While that may not seem to bode well for them, when you do a bit of digging, you can see that the numbers weren’t so bad, and we could see a turnaround coming in 2nd half ‘07, and maybe even continuing on through ‘08. The strength of the Israeli Shekel had a profoundly negative effect on earnings. As I have mentioned before, most analysts, myself included, believe that we will see the U.S. dollar start to strengthen again by the end of the year, thus helping Tefron’s bottom line.

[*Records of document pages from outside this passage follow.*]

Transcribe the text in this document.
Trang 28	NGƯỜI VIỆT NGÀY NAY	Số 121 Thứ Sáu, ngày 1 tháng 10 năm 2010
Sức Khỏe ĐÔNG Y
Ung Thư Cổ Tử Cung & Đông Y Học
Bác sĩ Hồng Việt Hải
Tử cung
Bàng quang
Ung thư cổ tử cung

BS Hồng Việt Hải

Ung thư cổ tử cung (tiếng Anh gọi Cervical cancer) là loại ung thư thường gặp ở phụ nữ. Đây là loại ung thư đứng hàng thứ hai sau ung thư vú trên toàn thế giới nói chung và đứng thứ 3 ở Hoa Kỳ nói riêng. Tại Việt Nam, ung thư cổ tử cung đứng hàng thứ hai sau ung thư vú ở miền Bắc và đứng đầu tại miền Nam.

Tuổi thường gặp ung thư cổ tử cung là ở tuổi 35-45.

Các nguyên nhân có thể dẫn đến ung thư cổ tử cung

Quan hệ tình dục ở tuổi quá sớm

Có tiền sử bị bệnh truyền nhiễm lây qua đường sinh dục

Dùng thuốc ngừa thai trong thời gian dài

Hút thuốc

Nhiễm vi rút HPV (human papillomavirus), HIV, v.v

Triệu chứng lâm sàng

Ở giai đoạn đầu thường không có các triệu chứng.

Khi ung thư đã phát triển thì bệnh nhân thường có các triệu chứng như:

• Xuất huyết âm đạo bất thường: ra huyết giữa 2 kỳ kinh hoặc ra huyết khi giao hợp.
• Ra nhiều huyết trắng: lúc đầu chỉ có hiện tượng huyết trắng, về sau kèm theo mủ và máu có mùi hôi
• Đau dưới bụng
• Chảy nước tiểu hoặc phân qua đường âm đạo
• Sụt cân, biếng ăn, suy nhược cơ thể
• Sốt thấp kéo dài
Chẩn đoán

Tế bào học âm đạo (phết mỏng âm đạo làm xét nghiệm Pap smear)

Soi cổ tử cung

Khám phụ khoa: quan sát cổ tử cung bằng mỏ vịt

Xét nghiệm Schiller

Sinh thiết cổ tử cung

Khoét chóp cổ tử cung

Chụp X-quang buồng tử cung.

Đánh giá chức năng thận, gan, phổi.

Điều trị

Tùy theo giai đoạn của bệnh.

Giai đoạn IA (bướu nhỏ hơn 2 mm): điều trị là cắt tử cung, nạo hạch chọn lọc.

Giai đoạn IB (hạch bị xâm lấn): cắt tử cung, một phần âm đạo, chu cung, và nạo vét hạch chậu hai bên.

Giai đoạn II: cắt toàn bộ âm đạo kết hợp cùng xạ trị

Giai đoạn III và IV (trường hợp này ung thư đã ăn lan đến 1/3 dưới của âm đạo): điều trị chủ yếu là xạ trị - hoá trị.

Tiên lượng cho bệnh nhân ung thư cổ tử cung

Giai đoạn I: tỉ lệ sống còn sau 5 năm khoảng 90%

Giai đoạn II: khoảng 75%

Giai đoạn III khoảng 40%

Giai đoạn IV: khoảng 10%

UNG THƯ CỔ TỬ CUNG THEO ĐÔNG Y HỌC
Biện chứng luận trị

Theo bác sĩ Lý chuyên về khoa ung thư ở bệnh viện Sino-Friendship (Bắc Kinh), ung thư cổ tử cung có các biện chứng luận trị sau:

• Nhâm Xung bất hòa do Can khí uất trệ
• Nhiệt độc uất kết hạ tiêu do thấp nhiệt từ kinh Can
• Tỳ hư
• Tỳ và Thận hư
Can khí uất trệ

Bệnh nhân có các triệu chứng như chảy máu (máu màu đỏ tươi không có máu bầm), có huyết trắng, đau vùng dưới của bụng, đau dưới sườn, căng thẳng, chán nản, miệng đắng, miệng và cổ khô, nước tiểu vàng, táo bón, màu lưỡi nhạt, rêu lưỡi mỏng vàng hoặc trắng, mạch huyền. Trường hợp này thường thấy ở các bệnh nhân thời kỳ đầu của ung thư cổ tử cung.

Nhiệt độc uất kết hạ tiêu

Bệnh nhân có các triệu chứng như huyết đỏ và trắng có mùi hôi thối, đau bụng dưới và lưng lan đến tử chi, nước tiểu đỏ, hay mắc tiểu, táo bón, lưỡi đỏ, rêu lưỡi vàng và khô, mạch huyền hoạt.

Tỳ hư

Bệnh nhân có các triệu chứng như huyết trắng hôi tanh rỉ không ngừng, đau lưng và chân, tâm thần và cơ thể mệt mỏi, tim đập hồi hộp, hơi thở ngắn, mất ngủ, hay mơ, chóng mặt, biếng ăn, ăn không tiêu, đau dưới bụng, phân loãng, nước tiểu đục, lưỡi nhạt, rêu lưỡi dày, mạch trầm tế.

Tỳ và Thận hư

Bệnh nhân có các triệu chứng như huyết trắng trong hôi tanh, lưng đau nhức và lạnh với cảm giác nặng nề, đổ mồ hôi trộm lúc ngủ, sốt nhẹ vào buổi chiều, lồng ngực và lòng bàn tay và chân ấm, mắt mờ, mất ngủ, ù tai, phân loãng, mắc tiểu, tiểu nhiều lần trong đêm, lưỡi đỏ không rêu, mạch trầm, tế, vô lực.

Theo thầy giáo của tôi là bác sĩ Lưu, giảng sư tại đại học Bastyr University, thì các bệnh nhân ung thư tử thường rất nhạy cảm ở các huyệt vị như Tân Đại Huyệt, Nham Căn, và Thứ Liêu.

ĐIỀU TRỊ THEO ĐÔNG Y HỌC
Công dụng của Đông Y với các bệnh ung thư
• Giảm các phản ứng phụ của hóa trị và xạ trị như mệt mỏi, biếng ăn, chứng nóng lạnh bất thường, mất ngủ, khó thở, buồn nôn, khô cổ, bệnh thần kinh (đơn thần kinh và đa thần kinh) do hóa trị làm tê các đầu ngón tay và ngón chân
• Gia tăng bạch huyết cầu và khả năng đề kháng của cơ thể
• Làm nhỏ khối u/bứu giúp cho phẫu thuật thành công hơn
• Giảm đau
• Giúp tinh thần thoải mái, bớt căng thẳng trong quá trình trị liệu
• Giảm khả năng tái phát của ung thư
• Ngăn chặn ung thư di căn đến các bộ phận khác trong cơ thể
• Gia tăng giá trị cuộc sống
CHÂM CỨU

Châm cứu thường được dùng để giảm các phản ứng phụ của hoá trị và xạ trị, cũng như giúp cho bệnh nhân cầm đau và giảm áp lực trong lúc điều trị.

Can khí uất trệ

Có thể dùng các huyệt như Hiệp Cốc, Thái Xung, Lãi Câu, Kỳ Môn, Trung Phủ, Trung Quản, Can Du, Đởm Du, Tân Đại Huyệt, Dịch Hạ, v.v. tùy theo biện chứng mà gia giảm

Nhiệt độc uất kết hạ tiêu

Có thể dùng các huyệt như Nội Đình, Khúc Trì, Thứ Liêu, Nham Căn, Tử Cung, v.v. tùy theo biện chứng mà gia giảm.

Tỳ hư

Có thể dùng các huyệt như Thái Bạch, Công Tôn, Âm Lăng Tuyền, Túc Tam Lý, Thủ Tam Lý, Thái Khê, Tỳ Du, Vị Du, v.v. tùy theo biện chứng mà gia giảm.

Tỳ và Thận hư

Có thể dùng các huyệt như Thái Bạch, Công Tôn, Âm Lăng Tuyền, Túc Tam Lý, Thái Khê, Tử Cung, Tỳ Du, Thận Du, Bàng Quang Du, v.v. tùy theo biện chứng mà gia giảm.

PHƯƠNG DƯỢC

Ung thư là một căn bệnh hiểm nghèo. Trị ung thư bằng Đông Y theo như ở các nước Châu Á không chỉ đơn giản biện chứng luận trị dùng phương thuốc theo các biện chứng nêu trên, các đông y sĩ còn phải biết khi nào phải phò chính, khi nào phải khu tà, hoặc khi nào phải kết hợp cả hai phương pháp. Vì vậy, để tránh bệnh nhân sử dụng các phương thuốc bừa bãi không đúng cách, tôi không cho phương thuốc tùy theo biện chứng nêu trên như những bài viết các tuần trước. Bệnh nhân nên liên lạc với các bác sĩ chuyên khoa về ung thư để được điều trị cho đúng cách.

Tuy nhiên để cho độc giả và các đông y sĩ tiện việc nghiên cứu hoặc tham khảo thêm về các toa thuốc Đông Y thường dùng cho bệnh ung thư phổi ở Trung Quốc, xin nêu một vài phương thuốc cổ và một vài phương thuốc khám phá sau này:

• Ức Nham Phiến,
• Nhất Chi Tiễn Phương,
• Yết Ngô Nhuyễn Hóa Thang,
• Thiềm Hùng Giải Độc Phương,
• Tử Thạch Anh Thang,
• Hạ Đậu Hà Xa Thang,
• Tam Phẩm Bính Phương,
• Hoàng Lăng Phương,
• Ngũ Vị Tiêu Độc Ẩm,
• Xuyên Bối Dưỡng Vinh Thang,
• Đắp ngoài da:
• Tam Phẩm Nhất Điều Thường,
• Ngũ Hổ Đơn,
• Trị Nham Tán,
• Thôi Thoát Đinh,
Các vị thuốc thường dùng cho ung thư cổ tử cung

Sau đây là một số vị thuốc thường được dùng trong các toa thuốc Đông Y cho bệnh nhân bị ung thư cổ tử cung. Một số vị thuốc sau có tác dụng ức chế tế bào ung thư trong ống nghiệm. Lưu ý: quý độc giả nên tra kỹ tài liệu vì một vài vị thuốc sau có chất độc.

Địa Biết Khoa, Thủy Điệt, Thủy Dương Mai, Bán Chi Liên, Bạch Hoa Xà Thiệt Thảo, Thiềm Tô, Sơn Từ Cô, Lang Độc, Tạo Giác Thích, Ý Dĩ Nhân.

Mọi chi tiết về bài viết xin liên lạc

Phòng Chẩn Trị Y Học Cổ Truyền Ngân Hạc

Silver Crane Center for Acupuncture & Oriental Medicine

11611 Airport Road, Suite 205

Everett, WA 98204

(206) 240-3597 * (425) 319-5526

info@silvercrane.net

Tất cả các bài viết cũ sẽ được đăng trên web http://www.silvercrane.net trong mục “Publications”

Nike's relationship with Tefron is extremely important to the company right now, and it looks as if this relationship is in very good shape. Yos Shiran, Tefron’s CEO mentioned,
“As pointed out during the last quarter, we anticipated a temporary decline in active-wear sales in the first half of 2007, with a strengthening of active-wear sales in the second half of 2007. We reaffirm our assessment and see second half growth driven mainly by our sales to Nike as they prepare to launch their next generation of performance apparel. We believe that our working relationship with Nike remains strong, and we have received positive indications from Nike for next generation products, backed up by raw materials commitments, demonstrating the importance of Tefron as a key supplier to Nike.”
This is extremely important, especially going into the 2008 summer Olympics in Beijing, where Nike uniforms will be prominently displayed.
With a net cash position of $3.9 million, and a PE of around 12, the stock may be an interesting addition to a portfolio in the next six to twelve months.
Disclosure: The author’s fund is long TFR as of June 1, 2007.